Wednesday, October 12, 2011

WWSW

Which, of course, stands for 'What would Shakespeare write?'  I remember a conversation I had with my daughter, Maddy.  We were discussing 'Romeo and Juliet,' and she said that of course, she had read it.  She was in school, after all.
I remember my days of reading the same play, and how much fun I had when I was even younger than she is now listening to a vinyl record of 'Macbeth.'  The witches and the ghost scared the hell out of me, and during the summer when I had the time I would stay up late in the living room, listening to it over and over again.  The power of the play enthralled me, but I guess I was too young to get all the mature bits.  Growing up, I was told over and over again, in a thousand subtle ways, how the Bard's work was high art.
Then, I got my hands on one of the various Complete Works.  I still haven't read everything, but imagine how shocked I was as I went through 'Titus Andronicus.'  That stuff was raw.  I knew then why I had never seen that play in any schoolbook, and I hated every English teacher that I had ever had for cheating me of it.  They tried to educate me, but all they did was take a still image of something that lived and breathed, and scrub it and bleach it to make it clean and sanitary.  Then they served it up with pomp and circumstance and said, 'Isn't this beautiful?'
These were the plays people went to see for amusement, not enlightenment.  They were the primetime of their day.  If Shakespeare was around today, he'd be writing 'All my children' meets 'Saw.'

Thursday, October 6, 2011

First draft is done

It's done.  I finished the last chapter earlier today, and I got the last few paragraphs of the epilogue written while waiting for my meal at Outback.  The first draft of my first book is done.
I know there's a ton more work I'm going to have to put into it.  It has to be rewritten, and all the blank spots where I just put the main idea in brackets have to be fleshed out.  Plus I need resolve all the contradictions that I created when I was halfway through a chapter and thought, 'Wouldn't it be cool if I did it THIS way instead?'
I started this book a few years ago.  I can remember sitting in my room back at UTA and scribbling a few paragraphs, thinking how cool it would be to write a book.
If I'm honest, it's a big regret of mine that I didn't work harder at my writing back then.  I have no idea what Roja would look like if I had completed it, because so much of the book it filled with places and events that I only experienced later.  Maybe it would have been better, maybe worse.  Even if I didn't write my book then, I could have finished short stories.
This is what I want to do.  This is what I want to get up in the morning and think about while I'm eating breakfast.  This is what I see myself doing from this point on until I'm gone.
I already know which book is going to be next.
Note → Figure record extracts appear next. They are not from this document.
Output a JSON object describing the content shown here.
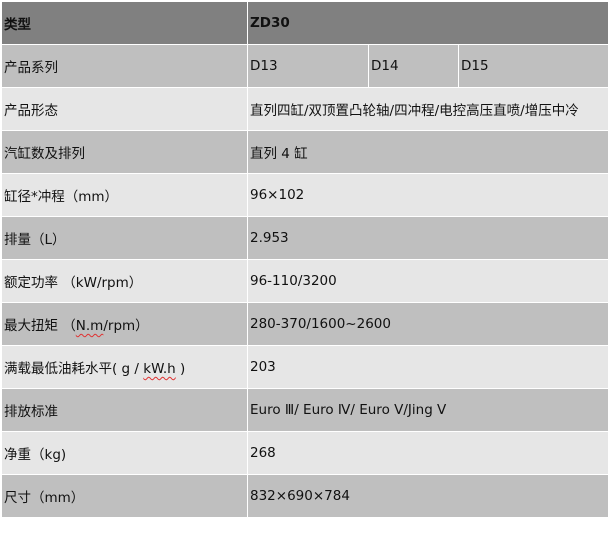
{
  "header": {
    "label": "类型",
    "value": "ZD30"
  },
  "series": {
    "label": "产品系列",
    "values": [
      "D13",
      "D14",
      "D15"
    ]
  },
  "rows": [
    {
      "label": "产品形态",
      "value": "直列四缸/双顶置凸轮轴/四冲程/电控高压直喷/增压中冷"
    },
    {
      "label": "汽缸数及排列",
      "value": "直列 4 缸"
    },
    {
      "label": "缸径*冲程（mm）",
      "value": "96×102"
    },
    {
      "label": "排量（L）",
      "value": "2.953"
    },
    {
      "label": "额定功率 （kW/rpm）",
      "value": "96-110/3200"
    },
    {
      "label_pre": "最大扭矩 （",
      "label_sq": "N.m",
      "label_post": "/rpm）",
      "value": "280-370/1600~2600"
    },
    {
      "label_pre": "满载最低油耗水平( g / ",
      "label_sq": "kW.h",
      "label_post": " )",
      "value": "203"
    },
    {
      "label": "排放标准",
      "value": "Euro Ⅲ/ Euro Ⅳ/ Euro Ⅴ/Jing Ⅴ"
    },
    {
      "label": "净重（kg)",
      "value": "268"
    },
    {
      "label": "尺寸（mm）",
      "value": "832×690×784"
    }
  ]
}
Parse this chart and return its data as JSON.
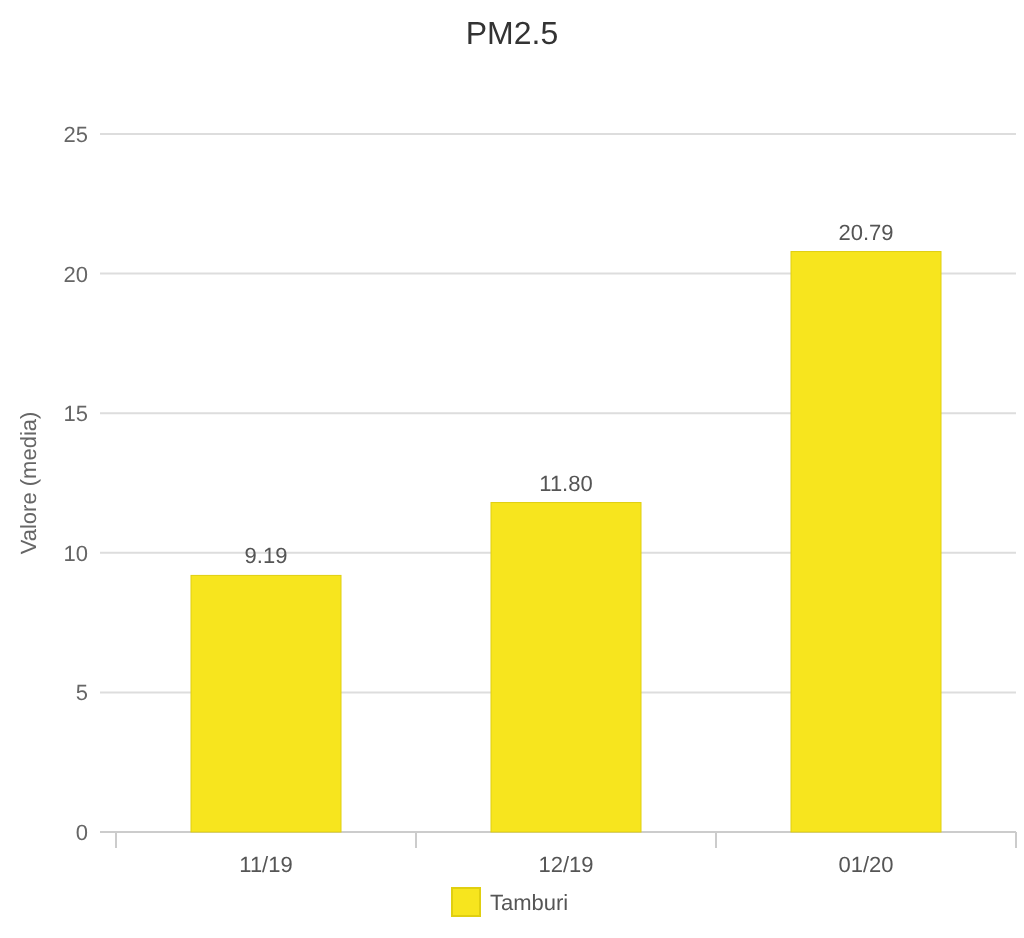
{
  "chart_data": {
    "type": "bar",
    "title": "PM2.5",
    "ylabel": "Valore (media)",
    "categories": [
      "11/19",
      "12/19",
      "01/20"
    ],
    "series": [
      {
        "name": "Tamburi",
        "color": "#f7e51e",
        "values": [
          9.19,
          11.8,
          20.79
        ],
        "value_labels": [
          "9.19",
          "11.80",
          "20.79"
        ]
      }
    ],
    "ylim": [
      0,
      25
    ],
    "yticks": [
      0,
      5,
      10,
      15,
      20,
      25
    ],
    "grid": "y",
    "legend": "bottom"
  }
}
Wednesday, October 5, 2011

The home stretch

I'm working on the last chapter.  I've filled in a small gap in an earlier segment that I had left unfinished simply because I work on one at a time, on paper, and had tucked that one into my notebook and forgotten it.  Once I finish this chapter, the only thing left will be the epilogue.  I already know I'm going to let it sit and ferment for a bit before I start the rewriting, but just being able to type in the words, 'First draft is done,' will be pretty amazing.
I've done a couple of quick readings, and it's amazing how different the story is now form when I started.  I'll start a segment or a chapter one way, and in the middle I'll think, 'wait, what if --' and then make a left turn at Albuquerque.  Now all I have to do is finish the damn thing, and then rip through it from beginning to end and make sure it makes sense.  No problem, right?
Just like pulling teeth with a set of tweezers.